Ce message de foi, si enraciné dans votre culture et dans votre façon d'être Eglise, est et demeure l'objectif auquel tendre afin que l'Orient et l'Occident chrétiens puissent pleinement se réunir et mieux faire resplendir ensemble le pleroma de la catholicité de l'Eglise.
Très chers frères! Votre délégation se trouve ici à Rome pour plus d'une raison. La date de votre visite coïncide tout d'abord avec la date de la fête des saints Cyrille et Méthode, selon le calendrier en vigueur en Bulgarie. Vous entendez en outre rappeler le premier anniversaire de mon voyage à Sofia et de la rencontre inoubliable avec Sa Béatitude Maxim. Je vous remercie de ce signe de sollicitude et d'estime fraternelle!
4. Vous êtes venus à Rome également pour une heureuse circonstance: l'inauguration du service liturgique en l'église des Saints Vincent et Anastase à "Fontana di Trevi". La rencontre de prière qui s'est déroulée samedi dernier, 24 mai, a revêtu un caractère solennel en raison de la présence de nombreux membres éminents du Saint-Synode de l'Eglise orthodoxe de Bulgarie, de S.M. Siméon de Saxe Cobourg-Gotha, Premier ministre du gouvernement bulgare et de divers représentants du Saint-Siège et du Vicariat de Rome, guidés par mon Représentant, le Cardinal Walter Kasper, Président du Con-seil pontifical pour la Promotion de l'Unité des Chrétiens.

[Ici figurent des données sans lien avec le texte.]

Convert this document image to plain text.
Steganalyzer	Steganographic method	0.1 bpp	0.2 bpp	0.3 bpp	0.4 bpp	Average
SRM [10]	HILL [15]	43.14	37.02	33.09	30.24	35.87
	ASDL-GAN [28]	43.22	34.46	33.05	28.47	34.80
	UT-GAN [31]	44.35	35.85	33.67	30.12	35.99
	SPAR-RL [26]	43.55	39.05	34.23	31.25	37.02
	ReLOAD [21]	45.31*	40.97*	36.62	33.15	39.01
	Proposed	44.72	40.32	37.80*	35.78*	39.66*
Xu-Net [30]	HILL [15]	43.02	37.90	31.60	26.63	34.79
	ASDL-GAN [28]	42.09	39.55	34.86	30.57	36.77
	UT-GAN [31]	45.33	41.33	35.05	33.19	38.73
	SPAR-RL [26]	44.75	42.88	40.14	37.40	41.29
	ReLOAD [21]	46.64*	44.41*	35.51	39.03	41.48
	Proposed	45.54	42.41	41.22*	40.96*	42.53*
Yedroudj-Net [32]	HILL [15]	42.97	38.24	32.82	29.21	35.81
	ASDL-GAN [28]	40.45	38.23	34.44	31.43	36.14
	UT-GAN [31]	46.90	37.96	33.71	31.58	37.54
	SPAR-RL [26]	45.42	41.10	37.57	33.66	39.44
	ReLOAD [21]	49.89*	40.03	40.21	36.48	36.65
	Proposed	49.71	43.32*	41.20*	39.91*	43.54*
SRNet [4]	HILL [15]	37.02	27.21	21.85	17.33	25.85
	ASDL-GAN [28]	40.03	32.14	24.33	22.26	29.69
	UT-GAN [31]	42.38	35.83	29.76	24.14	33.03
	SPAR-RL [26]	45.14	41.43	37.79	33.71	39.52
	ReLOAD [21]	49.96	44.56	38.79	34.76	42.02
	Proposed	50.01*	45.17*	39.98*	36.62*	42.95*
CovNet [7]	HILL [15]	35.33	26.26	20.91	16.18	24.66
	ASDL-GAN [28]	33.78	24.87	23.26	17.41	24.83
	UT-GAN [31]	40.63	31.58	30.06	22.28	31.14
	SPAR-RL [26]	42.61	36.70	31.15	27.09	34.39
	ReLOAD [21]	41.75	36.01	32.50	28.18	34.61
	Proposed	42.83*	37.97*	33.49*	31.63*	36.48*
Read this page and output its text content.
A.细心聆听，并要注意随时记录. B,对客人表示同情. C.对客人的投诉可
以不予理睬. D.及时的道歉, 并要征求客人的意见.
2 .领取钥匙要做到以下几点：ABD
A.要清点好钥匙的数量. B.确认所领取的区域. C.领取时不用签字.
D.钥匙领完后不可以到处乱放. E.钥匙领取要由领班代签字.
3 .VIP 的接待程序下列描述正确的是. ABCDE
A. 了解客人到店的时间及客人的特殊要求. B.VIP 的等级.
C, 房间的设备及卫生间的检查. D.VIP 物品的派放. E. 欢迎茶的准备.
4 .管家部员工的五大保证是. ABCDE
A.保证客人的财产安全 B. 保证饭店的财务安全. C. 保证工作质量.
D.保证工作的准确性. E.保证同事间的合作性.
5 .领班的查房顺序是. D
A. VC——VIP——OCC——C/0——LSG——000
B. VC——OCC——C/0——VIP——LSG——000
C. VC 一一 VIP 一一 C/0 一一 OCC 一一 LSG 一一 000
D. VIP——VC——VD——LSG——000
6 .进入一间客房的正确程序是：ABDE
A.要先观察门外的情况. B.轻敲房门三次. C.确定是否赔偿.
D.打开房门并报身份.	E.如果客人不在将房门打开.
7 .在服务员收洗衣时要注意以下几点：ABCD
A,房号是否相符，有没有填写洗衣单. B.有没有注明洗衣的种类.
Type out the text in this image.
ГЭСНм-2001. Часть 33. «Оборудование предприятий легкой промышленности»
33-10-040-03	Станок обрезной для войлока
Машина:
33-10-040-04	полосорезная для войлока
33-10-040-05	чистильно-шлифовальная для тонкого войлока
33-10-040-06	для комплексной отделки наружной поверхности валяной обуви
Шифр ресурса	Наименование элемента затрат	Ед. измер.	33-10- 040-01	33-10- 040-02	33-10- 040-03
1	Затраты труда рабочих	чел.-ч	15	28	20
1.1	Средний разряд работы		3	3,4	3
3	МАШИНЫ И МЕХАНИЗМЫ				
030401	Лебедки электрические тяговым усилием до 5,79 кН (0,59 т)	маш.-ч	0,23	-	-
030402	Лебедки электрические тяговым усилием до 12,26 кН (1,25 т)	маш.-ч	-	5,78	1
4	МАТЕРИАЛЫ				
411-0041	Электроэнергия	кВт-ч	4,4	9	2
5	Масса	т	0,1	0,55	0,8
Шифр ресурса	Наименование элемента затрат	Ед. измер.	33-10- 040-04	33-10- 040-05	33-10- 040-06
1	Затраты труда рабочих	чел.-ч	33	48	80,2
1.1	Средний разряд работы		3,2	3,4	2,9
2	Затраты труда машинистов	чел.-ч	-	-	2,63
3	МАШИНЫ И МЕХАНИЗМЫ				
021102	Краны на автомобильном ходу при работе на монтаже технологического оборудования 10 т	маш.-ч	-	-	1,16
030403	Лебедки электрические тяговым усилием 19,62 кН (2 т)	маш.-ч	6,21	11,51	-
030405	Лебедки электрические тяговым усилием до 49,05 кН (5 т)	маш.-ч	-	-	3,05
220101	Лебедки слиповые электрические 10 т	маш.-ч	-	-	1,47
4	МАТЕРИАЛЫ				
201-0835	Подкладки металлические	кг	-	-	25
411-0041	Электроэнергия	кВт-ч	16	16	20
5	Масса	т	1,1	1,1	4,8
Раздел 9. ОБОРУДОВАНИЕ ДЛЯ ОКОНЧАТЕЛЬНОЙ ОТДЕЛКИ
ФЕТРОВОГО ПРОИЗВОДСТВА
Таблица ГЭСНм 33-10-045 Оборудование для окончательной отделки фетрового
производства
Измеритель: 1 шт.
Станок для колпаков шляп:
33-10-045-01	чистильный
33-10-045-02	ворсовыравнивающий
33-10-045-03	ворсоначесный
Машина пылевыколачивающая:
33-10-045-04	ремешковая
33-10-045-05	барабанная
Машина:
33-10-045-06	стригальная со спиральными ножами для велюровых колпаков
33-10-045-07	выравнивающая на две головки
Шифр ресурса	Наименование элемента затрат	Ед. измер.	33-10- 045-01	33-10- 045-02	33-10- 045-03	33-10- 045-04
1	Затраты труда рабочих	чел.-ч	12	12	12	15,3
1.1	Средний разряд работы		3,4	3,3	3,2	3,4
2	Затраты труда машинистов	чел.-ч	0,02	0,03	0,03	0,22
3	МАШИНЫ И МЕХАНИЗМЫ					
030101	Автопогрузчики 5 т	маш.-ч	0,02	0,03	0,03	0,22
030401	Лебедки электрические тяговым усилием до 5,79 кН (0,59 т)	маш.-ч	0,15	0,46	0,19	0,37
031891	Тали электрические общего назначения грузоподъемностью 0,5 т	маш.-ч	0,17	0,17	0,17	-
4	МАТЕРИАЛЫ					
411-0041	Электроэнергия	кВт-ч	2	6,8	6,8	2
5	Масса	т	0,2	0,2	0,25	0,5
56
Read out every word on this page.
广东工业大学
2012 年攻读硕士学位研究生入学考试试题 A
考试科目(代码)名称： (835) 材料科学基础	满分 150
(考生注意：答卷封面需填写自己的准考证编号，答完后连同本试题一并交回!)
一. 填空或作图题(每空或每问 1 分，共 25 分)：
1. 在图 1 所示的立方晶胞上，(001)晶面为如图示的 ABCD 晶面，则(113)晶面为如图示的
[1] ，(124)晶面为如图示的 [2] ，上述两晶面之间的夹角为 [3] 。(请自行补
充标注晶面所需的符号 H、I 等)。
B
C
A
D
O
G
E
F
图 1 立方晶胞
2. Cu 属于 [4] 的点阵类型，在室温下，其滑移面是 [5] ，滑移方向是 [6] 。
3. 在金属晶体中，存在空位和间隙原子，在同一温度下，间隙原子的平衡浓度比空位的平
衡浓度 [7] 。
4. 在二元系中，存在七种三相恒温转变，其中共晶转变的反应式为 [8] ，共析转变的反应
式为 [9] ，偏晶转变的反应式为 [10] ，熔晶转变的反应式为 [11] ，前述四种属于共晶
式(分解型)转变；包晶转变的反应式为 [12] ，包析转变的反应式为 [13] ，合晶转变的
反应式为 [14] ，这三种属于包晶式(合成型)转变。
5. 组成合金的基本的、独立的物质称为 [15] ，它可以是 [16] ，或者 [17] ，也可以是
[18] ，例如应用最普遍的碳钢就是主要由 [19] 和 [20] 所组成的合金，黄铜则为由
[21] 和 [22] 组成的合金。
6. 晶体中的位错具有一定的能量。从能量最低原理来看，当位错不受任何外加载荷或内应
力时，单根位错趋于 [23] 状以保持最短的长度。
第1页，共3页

Je sais que la communauté et son Recteur pro tempore, ont été accueillis fraternellement dans l'église des Saints Vincent et Anastase, qui a également été adaptée au service liturgique et pastoral pour les bulgares orthodoxes résidant à Rome. Il s'agit d'un exemple significatif de partage ecclésial, ici à Rome, qui me tient profondément à coeur.
5. En effet, si nous voulons progresser sur le chemin de la communion renouvelée, nous devons suivre les traces des saints Cyrille et Méthode, qui furent capables de gagner la reconnaissance et la confiance de Pontifes Romains, de Patriarches de Constantinople, d'Empereurs byzantins et de divers Princes des nouveaux peuples slaves (Lettre encyclique Slavorum Apostoli, n. 7). Cela signifie que la diversité n'entraîne pas toujours des conflits.
Une expérience de partage fraternel marqué par le respect réciproque de nos diversités légitimes, pourra constituer un encouragement à mieux nous connaître et à collaborer également dans d'autres contextes et circonstances, chaque fois que l'occasion s'en présentera. Que cela soit un bon présage pour l'avenir de nos relations! J'en rends grâce au Seigneur et je lui demande de bénir nos pas sur le chemin entrepris.
Je vous remercie de tout coeur de votre visite. Je vous prie d'assurer Sa Béatitude Maxim de mon souvenir constant dans ma prière au Seigneur. Que Dieu le bénisse, ainsi que vous tous et le bien-aimé peuple de Bulgarie.